We want to know how effective the online program is, so we estimate \(\pi_1 - \pi_2\) using a \(95\%\) confidence interval

\[\hat{\pi}_1 - \hat{\pi}_2 \pm z_{0.05/2}\sqrt{\frac{\hat{\pi}_1(1-\hat{\pi}_1)}{n_1}+\frac{\hat{\pi}_2(1-\hat{\pi}_2)}{n_2}}\] The 95% confidence interval is \[0.75 - 0.65 \pm 1.96\sqrt{\frac{(0.75)(1-0.75)}{125} + \frac{(0.65)(1-0.65)}{175}}\\ = (0.002, 0.210)\]

Because 0 is not included in this interval, we reach the same conclusion as the hypothesis testing.

Implementation in R

Below is a demonstration of how to make inferences about two proportions in R. We still use prop.test() function, but here we provide the number of successes and the number of trials in the arguments x and n respectively as a vector whose first element is for the first group and second element for the second group. Please be consistent with the order and don’t mess up.

prop.test(x = c(94, 113), n = c(125, 175), 
          alternative = "greater", correct = FALSE)

    2-sample test for equality of proportions without continuity correction

data:  c(94, 113) out of c(125, 175)
X-squared = 3.8509, df = 1, p-value = 0.02486
alternative hypothesis: greater
95 percent confidence interval:
 0.01926052 1.00000000
sample estimates:
   prop 1    prop 2 
0.7520000 0.6457143 
prop_ci2 <- prop.test(x = c(94, 113), n = c(125, 175), 
                     alternative = "two.sided", correct = FALSE)
prop_ci2$conf.int
[1] 0.002588801 0.209982628
attr(,"conf.level")
[1] 0.95
Note

The two sample proportion \(z\) test is equivalent to the chi-squared test introduced in the next chapter (Chapter 19) that considers more than two possible outcomes.

pi_bar <- (94 + 113)/(125 + 175)
pi_1_hat <- 94/125
pi_2_hat <- 113/175
z_test2 <- (pi_1_hat - pi_2_hat) / (sqrt(pi_bar*(1-pi_bar)*(1/125+1/175)))
z_test2 ^ 2
[1] 3.850932
prop_ci2$statistic
X-squared 
 3.850932 

18.4 Exercises

  1. Lipitor (atorvastatin) is a drug used to control cholesterol. In clinical trials of Lipitor, 98 subjects were treated with Lipitor and 245 subjects were given a placebo. Among those treated with Lipitor, 6 developed infections. Among those given a placebo, 24 developed infections.
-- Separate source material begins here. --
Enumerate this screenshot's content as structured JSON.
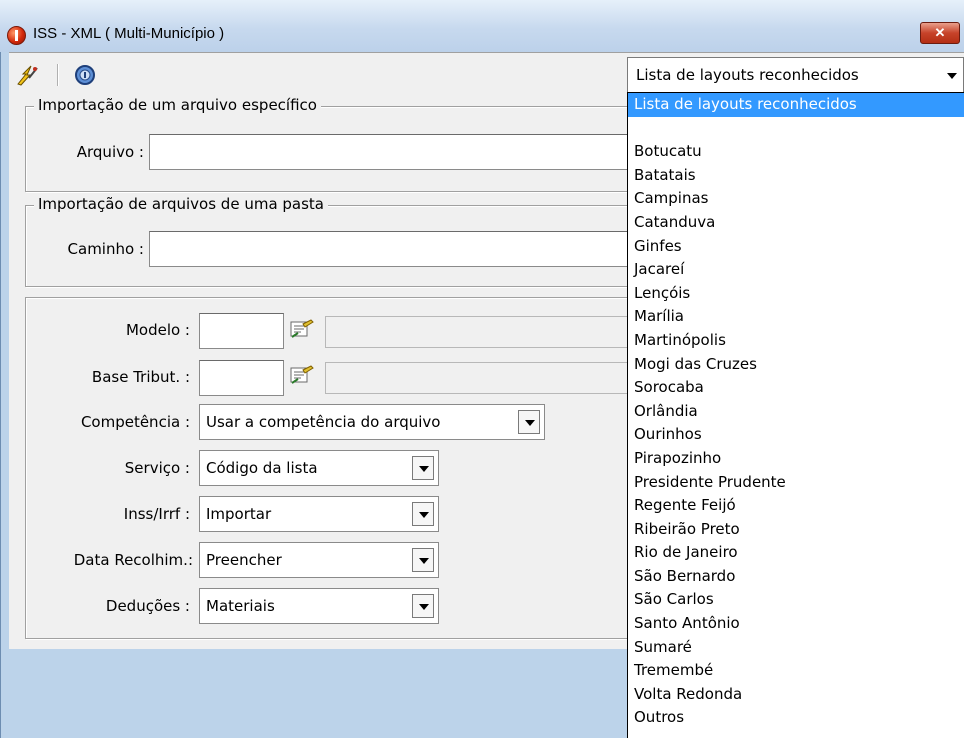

Use a 0.05 significance level to test the claim that the rate of inflections was the same for those treated with Lipitor and those given a placebo.
    1. Test the claim using the critical-value and p-value methods.
    2. Test the claim by constructing a confidence interval.